It's a while since I enjoyed a book so much. Beautifully written, honest about life experience and those inner levers that move us, the story of a search within the heart and mind, and out there on the moors of Assynt and around the Green Loch. It's also a memoir of Norman McCaig and that rich vein of mid to late 20th C Scottish poets whose work gives affirming depth and gently questioning pause to the experience of Scottishness.
What makes any one book especially enjoyable? If I start with this one, still fresh in my memory and much of its narrative drive and the sense of the characters still clear and defined, it has much to do with the writer's use of language. Other things, of course, matter. Content, structure, the pace and interest of the narrative drive, the attractiveness of the genre whether memorable memoir, perceptive life reflection, idiosyncratic tour guide, knowing and generous literary criticism - these are all important contributory factors.
But this book is well written. There are sentences that are all but unimprovable. There are longer descriptive paragraphs of landscape, or of observed human behaviour, or of remembered events that turned out to be life-changing, that invite the reader into areas of intimate experience and in which the writer trusts the reader to understand, or at least to respect what he is trying to put into words. All of this Greig does in this book, and to read it is to enjoy the use of words, to appreciate the necessary nuance and entrusted confidence required of a writer to bare his soul, and bear the consequences; that entrusted confidence has to find an answering sympathy from the reader, and when it does there is joy in the reading.

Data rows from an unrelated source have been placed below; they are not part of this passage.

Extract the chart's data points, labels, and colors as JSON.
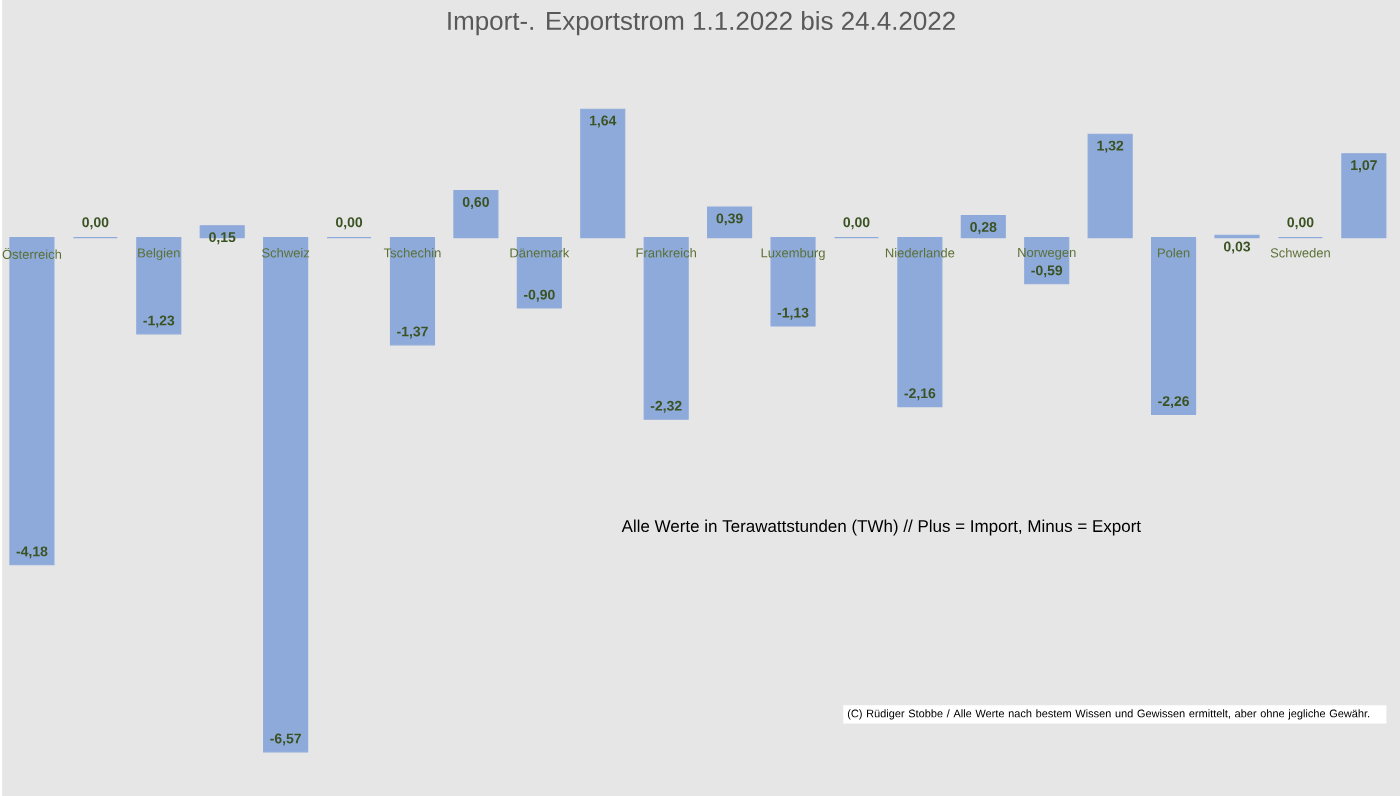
{
  "chart_data": {
    "type": "bar",
    "title": "Import-. Exportstrom 1.1.2022 bis  24.4.2022",
    "categories": [
      "Österreich",
      null,
      "Belgien",
      null,
      "Schweiz",
      null,
      "Tschechin",
      null,
      "Dänemark",
      null,
      "Frankreich",
      null,
      "Luxemburg",
      null,
      "Niederlande",
      null,
      "Norwegen",
      null,
      "Polen",
      null,
      "Schweden",
      null
    ],
    "values": [
      -4.18,
      0.0,
      -1.23,
      0.15,
      -6.57,
      0.0,
      -1.37,
      0.6,
      -0.9,
      1.64,
      -2.32,
      0.39,
      -1.13,
      0.0,
      -2.16,
      0.28,
      -0.59,
      1.32,
      -2.26,
      0.03,
      0.0,
      1.07
    ],
    "value_labels": [
      "-4,18",
      "0,00",
      "-1,23",
      "0,15",
      "-6,57",
      "0,00",
      "-1,37",
      "0,60",
      "-0,90",
      "1,64",
      "-2,32",
      "0,39",
      "-1,13",
      "0,00",
      "-2,16",
      "0,28",
      "-0,59",
      "1,32",
      "-2,26",
      "0,03",
      "0,00",
      "1,07"
    ],
    "color": "#8eaadb",
    "annotations": [
      "Alle Werte in Terawattstunden (TWh) // Plus = Import, Minus = Export",
      "(C) Rüdiger Stobbe / Alle Werte nach bestem Wissen und Gewissen ermittelt, aber ohne jegliche Gewähr."
    ]
  }
}
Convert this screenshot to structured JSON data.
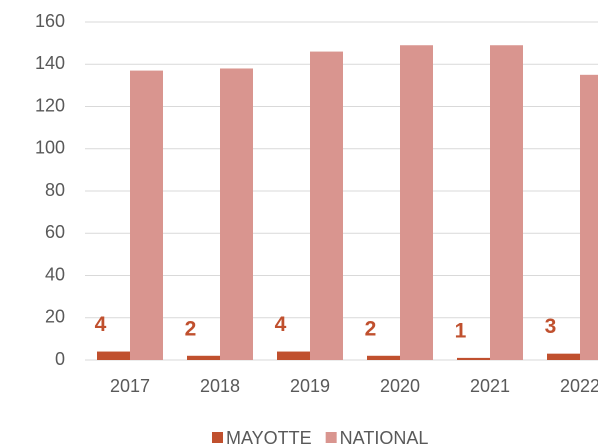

Woven into the narrative fabric of the book are episodes of Greig's own journey to the place where this book was written. These autobiographical reminiscences are neither self-indulgent nor superfluous. They are stranded together with recalled conversations with Norman MacCaig in Edinburgh, with the shared memories of the three friends who find their way to the Green Loch on a fishing quest, and with occasional poems and personal reflections of a writer at home with philosophy and with fly fishing and much in between.
But enjoyment of a book also has to do with its reflexive impact, with what it does to the reader. Reading at its best and most effective is a transformative experience of having our minds opened to new possibilities and perspectives; of being invited and at times compelled to think again about what we thought we were clear about; of being taken into confidence as someone tells us a truth they have found to be both new and necessary for a richer life; of being included in the story of three friends, their interwoven lives, and their hopes and failures, regrets and gratitudes.
In both these senses I enjoyed this book. The writing is warm and humane, learned without being fussy, moves easily from autobiography to landscape description, is written by a lover of Scotland and one who knows the feel of heather and hailstones, likes the taste of whisky and chocolate, is realistic about what a small country is and can be. Along the way Greig is disarmingly frank about his own journey through heather and hailstones in his personal life.
I bought it as a second-hand hardback and am glad of that, because there's something substantial in a HB book. It's a statement of intent to revisit a book made more durable to ensure the writing is protected and preserved for future reference. Often I compile my own index for a book I've read - this one has several page references well worth re-reading.